Dated: March 31, 1997                       AMPLIDYNE, INC.

                                            By: /s/ Devendar S. Bains
                                                ---------------------
                                                Chief Executive Officer


INSTRUCTION: The form may be signed by an executive officer of the registrant or
by any other duly authorized representative. The name and title of the person
signing the form shall be typed or printed beneath the signature. If the
statement is signed on behalf of the registrant by an authorized representative
(other than an executive officer), evidence of the representatives's authority
to sign on behalf of the registrant shall be filed with the form.

                                   ATTENTION

     Intention misstatements or omissions of fact constitute Federal Criminal
     Violations (See 18 U.S.C. 1001).

                             GENERAL INSTRUCTIONS

1.   This form is required by Rule 12b-25 (17 CFR 240.12b-25) of the General
     Rules and Regulations under the Securities Exchange Act of 1934.
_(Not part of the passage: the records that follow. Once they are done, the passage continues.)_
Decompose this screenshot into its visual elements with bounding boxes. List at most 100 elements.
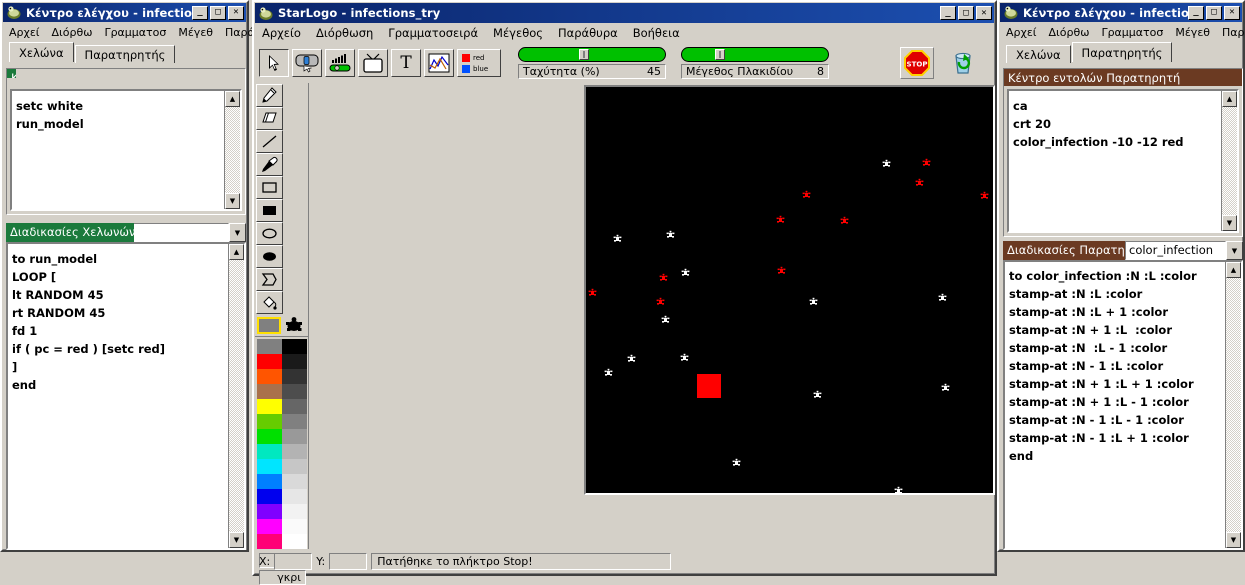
turtle-command-input-frame[interactable]: setc white run_model ▲ ▼ (10, 89, 242, 211)
palette-swatch[interactable] (257, 429, 282, 444)
line-icon[interactable] (256, 130, 283, 153)
observer-window-menubar[interactable]: Αρχεί Διόρθω Γραμματοσ Μέγεθ Παράθυ Βοήθ… (1000, 22, 1245, 42)
palette-swatch[interactable] (282, 339, 307, 354)
main-window-controls[interactable]: _ □ ✕ (940, 6, 992, 20)
menu-windows[interactable]: Παράθυρα (556, 25, 620, 41)
monitor-widget-tool[interactable] (358, 49, 388, 77)
observer-procedures-scrollbar[interactable]: ▲ ▼ (1225, 262, 1241, 548)
turtle-command-scrollbar[interactable]: ▲ ▼ (224, 91, 240, 209)
tab-turtle[interactable]: Χελώνα (1006, 45, 1071, 63)
menu-windows[interactable]: Παράθυ (1220, 25, 1245, 40)
scroll-up-button[interactable]: ▲ (225, 91, 240, 107)
observer-window-tabstrip[interactable]: Χελώνα Παρατηρητής (1000, 42, 1242, 63)
palette-swatch[interactable] (282, 534, 307, 549)
minimize-button[interactable]: _ (192, 5, 208, 20)
menu-help[interactable]: Βοήθεια (631, 25, 682, 41)
menu-size[interactable]: Μέγεθος (491, 25, 545, 41)
drawing-tool-palette[interactable]: 5 γκρι (255, 83, 309, 585)
palette-swatch[interactable] (257, 369, 282, 384)
arrow-select-tool[interactable] (259, 49, 289, 77)
tab-observer[interactable]: Παρατηρητής (74, 45, 176, 63)
chevron-down-icon[interactable]: ▼ (229, 223, 246, 242)
observer-command-scrollbar[interactable]: ▲ ▼ (1221, 91, 1237, 231)
rectangle-outline-icon[interactable] (256, 176, 283, 199)
maximize-button[interactable]: □ (210, 5, 226, 20)
menu-file[interactable]: Αρχείο (260, 25, 303, 41)
palette-swatch[interactable] (282, 399, 307, 414)
menu-font[interactable]: Γραμματοσ (1099, 25, 1165, 40)
close-button[interactable]: ✕ (228, 5, 244, 20)
turtle-procedures-editor-frame[interactable]: to run_model LOOP [ lt RANDOM 45 rt RAND… (6, 242, 246, 550)
observer-procedures-editor-frame[interactable]: to color_infection :N :L :color stamp-at… (1003, 260, 1243, 550)
scroll-track[interactable] (1222, 107, 1237, 215)
speed-slider-bar[interactable] (518, 47, 666, 62)
turtle-window-menubar[interactable]: Αρχεί Διόρθω Γραμματοσ Μέγεθ Παράθυ Βοήθ… (3, 22, 314, 42)
scroll-down-button[interactable]: ▼ (225, 193, 240, 209)
menu-size[interactable]: Μέγεθ (176, 25, 215, 40)
minimize-button[interactable]: _ (1188, 5, 1204, 20)
button-widget-tool[interactable] (292, 49, 322, 77)
recycle-reset-button[interactable] (948, 48, 978, 78)
palette-swatch[interactable] (282, 504, 307, 519)
palette-swatch[interactable] (257, 339, 282, 354)
patch-size-slider[interactable]: Μέγεθος Πλακιδίου 8 (681, 47, 829, 79)
palette-swatch[interactable] (257, 504, 282, 519)
eraser-icon[interactable] (256, 107, 283, 130)
scroll-up-button[interactable]: ▲ (1222, 91, 1237, 107)
world-canvas-frame[interactable] (584, 85, 995, 495)
scroll-track[interactable] (225, 107, 240, 193)
palette-swatch[interactable] (282, 459, 307, 474)
turtle-procedures-code[interactable]: to run_model LOOP [ lt RANDOM 45 rt RAND… (8, 244, 244, 548)
scroll-down-button[interactable]: ▼ (229, 532, 244, 548)
color-palette[interactable] (255, 336, 308, 549)
observer-control-center-window[interactable]: Κέντρο ελέγχου - infections... _ □ ✕ Αρχ… (997, 0, 1245, 552)
speed-slider[interactable]: Ταχύτητα (%) 45 (518, 47, 666, 79)
palette-swatch[interactable] (257, 444, 282, 459)
palette-swatch[interactable] (282, 384, 307, 399)
palette-swatch[interactable] (257, 354, 282, 369)
chevron-down-icon[interactable]: ▼ (1226, 241, 1243, 260)
maximize-button[interactable]: □ (958, 6, 974, 20)
minimize-button[interactable]: _ (940, 6, 956, 20)
palette-swatch[interactable] (282, 519, 307, 534)
observer-window-titlebar[interactable]: Κέντρο ελέγχου - infections... _ □ ✕ (1000, 3, 1242, 22)
text-widget-tool[interactable]: T (391, 49, 421, 77)
palette-swatch[interactable] (257, 489, 282, 504)
observer-procedures-code[interactable]: to color_infection :N :L :color stamp-at… (1005, 262, 1241, 548)
paint-bucket-icon[interactable] (256, 291, 283, 314)
turtle-procedures-scrollbar[interactable]: ▲ ▼ (228, 244, 244, 548)
ellipse-outline-icon[interactable] (256, 222, 283, 245)
palette-swatch[interactable] (282, 474, 307, 489)
rectangle-filled-icon[interactable] (256, 199, 283, 222)
turtle-control-center-window[interactable]: Κέντρο ελέγχου - infections... _ □ ✕ Αρχ… (0, 0, 314, 552)
menu-edit[interactable]: Διόρθω (50, 25, 95, 40)
palette-swatch[interactable] (282, 369, 307, 384)
menu-size[interactable]: Μέγεθ (1173, 25, 1212, 40)
tab-observer[interactable]: Παρατηρητής (1071, 42, 1173, 62)
world-canvas[interactable] (586, 87, 993, 493)
turtle-shape-icon[interactable] (284, 316, 304, 334)
observer-window-controls[interactable]: _ □ ✕ (1188, 5, 1240, 20)
plot-widget-tool[interactable] (424, 49, 454, 77)
polygon-icon[interactable] (256, 268, 283, 291)
eyedropper-icon[interactable] (256, 153, 283, 176)
menu-font[interactable]: Γραμματοσειρά (386, 25, 480, 41)
palette-swatch[interactable] (282, 429, 307, 444)
turtle-window-controls[interactable]: _ □ ✕ (192, 5, 244, 20)
palette-swatch[interactable] (257, 459, 282, 474)
current-color-swatch[interactable] (257, 316, 281, 334)
palette-swatch[interactable] (257, 519, 282, 534)
palette-swatch[interactable] (282, 489, 307, 504)
scroll-track[interactable] (229, 260, 244, 532)
observer-command-code[interactable]: ca crt 20 color_infection -10 -12 red (1009, 91, 1237, 231)
patch-size-slider-bar[interactable] (681, 47, 829, 62)
menu-font[interactable]: Γραμματοσ (102, 25, 168, 40)
scroll-down-button[interactable]: ▼ (1226, 532, 1241, 548)
observer-procedure-selector[interactable]: color_infection ▼ (1125, 241, 1243, 260)
palette-colors-column[interactable] (257, 339, 282, 549)
tab-turtle[interactable]: Χελώνα (9, 42, 74, 62)
maximize-button[interactable]: □ (1206, 5, 1222, 20)
slider-widget-tool[interactable] (325, 49, 355, 77)
turtle-window-tabstrip[interactable]: Χελώνα Παρατηρητής (3, 42, 246, 63)
palette-swatch[interactable] (257, 414, 282, 429)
2.   One signed original and four conformed copies of this form and
     amendments thereto must be completed and filed with the Securities and
     Exchange Commission, Washington, D.C. 20549, in accordance with Rule
     0-3 of the General Rules and Regulations under the Act. The information

     contained in or filed with the form will be made a matter of public
     record in the Commission files.

3.   A manually signed copy of the form and amendments thereto shall be
     filed with each national securities exchange on which any class of
     securities of the registrant is registered.

4.   Amendments to the notifications must also be filed on form 12b-25 but
     need not restate information that has been correctly furnished. The
     form shall be clearly identified as an amendment notification.